If approved, the scheme would form part of the wider £26m Station Gateway Scheme, which the council approved in 2021 and work on which started last month.


However, council planners fear the impact the scheme would have on the front entrance, known as a porte-cochere.

A report prepared for this Thursday’s meeting of planning committee says the station and in particular its porte cochère “are a major part of York's heritage significance.”

York Press: Artists impression of the scheme

Glazing the port cochere and the pods would add ‘clutter’ harming the effect of the grand entrance to the station, planners had earlier determined.

The council’s Conservation Officer said the revised plans were not a significant improvement and the retail pods “remain highly intrusive structures.”

Historic England had no objection to the proposal but Micklegate Planning Panel opposed the northern pod, saying it would impede the flow of pedestrians.

The Council for British Archaelogy opposed the application saying the pods would duplicate existing stores.

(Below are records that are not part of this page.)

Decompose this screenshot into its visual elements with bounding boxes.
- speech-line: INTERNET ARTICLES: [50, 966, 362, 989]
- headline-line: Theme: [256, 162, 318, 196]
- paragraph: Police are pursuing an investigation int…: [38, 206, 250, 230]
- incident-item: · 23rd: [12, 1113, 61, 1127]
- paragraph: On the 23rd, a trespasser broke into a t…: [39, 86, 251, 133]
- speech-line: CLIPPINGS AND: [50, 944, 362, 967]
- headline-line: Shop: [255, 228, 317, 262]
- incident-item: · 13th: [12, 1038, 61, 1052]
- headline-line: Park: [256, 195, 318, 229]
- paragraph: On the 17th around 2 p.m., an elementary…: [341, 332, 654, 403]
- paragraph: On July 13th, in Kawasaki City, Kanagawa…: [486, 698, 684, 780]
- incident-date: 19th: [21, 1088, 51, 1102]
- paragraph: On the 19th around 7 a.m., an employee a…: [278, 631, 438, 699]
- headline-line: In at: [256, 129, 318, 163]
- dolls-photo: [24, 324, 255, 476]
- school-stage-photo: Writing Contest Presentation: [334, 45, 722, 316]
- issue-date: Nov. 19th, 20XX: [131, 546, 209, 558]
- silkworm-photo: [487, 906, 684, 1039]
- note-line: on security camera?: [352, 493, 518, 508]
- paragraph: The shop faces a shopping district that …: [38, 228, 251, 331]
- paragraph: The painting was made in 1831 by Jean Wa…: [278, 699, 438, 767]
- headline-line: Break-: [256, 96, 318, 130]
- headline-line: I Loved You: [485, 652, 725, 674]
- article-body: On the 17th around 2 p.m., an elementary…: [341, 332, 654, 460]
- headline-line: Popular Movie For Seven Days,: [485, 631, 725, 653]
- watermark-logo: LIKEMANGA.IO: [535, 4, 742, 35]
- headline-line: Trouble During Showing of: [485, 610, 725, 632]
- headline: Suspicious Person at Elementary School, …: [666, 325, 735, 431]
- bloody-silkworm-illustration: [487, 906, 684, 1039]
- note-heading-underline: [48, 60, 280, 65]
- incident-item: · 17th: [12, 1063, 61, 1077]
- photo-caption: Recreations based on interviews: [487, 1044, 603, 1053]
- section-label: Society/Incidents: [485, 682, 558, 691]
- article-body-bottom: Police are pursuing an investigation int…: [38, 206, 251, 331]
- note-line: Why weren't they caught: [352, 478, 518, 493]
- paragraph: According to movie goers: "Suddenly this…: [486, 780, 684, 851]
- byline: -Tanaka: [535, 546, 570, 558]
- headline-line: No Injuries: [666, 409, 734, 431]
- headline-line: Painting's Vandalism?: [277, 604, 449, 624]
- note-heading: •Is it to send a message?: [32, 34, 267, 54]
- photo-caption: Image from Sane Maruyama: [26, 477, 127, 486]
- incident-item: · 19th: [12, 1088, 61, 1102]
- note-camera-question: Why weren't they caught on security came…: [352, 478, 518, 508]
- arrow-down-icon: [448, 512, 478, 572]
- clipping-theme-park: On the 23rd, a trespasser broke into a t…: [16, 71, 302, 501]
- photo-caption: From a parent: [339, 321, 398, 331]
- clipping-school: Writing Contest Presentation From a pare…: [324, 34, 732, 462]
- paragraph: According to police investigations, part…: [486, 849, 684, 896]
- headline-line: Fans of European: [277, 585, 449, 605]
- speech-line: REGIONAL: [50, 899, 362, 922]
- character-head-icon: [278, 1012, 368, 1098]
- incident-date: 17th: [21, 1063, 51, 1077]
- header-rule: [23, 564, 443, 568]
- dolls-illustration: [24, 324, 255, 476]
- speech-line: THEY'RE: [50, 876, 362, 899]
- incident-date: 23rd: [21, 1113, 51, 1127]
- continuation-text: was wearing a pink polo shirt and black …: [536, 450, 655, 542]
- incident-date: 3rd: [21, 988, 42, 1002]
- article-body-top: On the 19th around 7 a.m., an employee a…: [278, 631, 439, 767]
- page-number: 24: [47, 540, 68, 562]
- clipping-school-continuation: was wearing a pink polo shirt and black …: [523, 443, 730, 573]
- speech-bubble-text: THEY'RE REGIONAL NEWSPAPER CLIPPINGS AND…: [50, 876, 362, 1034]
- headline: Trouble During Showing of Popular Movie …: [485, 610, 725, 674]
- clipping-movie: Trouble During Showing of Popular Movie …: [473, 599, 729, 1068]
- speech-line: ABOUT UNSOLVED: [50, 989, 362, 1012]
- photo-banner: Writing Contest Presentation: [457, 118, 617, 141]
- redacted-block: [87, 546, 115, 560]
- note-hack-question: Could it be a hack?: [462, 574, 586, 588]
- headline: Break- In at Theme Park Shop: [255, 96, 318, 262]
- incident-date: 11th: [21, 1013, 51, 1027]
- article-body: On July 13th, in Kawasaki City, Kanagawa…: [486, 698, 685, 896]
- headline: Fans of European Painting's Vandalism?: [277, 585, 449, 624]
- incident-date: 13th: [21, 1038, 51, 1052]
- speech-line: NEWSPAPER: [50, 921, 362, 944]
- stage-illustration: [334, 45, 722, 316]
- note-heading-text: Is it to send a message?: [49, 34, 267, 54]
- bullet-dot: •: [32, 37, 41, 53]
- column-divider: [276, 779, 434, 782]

The CBA also said: “The proposed ‘glazing in’ and use of York’s station’s porte-cochere for a pair of retail pods would be a missed opportunity to create an impressive welcoming space at this gateway to the city that identifies York’s special interest and identity.”

Five letters of objection raised similar concerns.

York Press: Artists impression of the scheme

Assessing the application, planners agreed the retail pods remain “highly intrusive structures” and they and extra seating would “add visual clutter.”

They would radically change the feel and function of the space “as a grand and open portico designed for comfortable entry to and departure from the station.”

“It is considered that the proposal would significantly erode architectural and historical significances of the listed building and that the harm would fall at the higher end of the less than substantial category,” the report continued.

It said the principal of closing the principle of closing the porte-cochère to vehicles and also the relocation of the taxi area, short stay parking (including disabled parking) has already been granted consent as part of the Station Gateway works.

However, “York Railway Station is of high significance” with the main station buildings, including the port cochere, retaining much of their original appearance.

The glazing and pods would detract from the listed tax kiosk and “confuse an appreciation” of the porte cochere.

The retail pods would also undermine, the grand volume and open character of the wider station building.

Therefore, with the application causing more harm than benefit, it should be refused.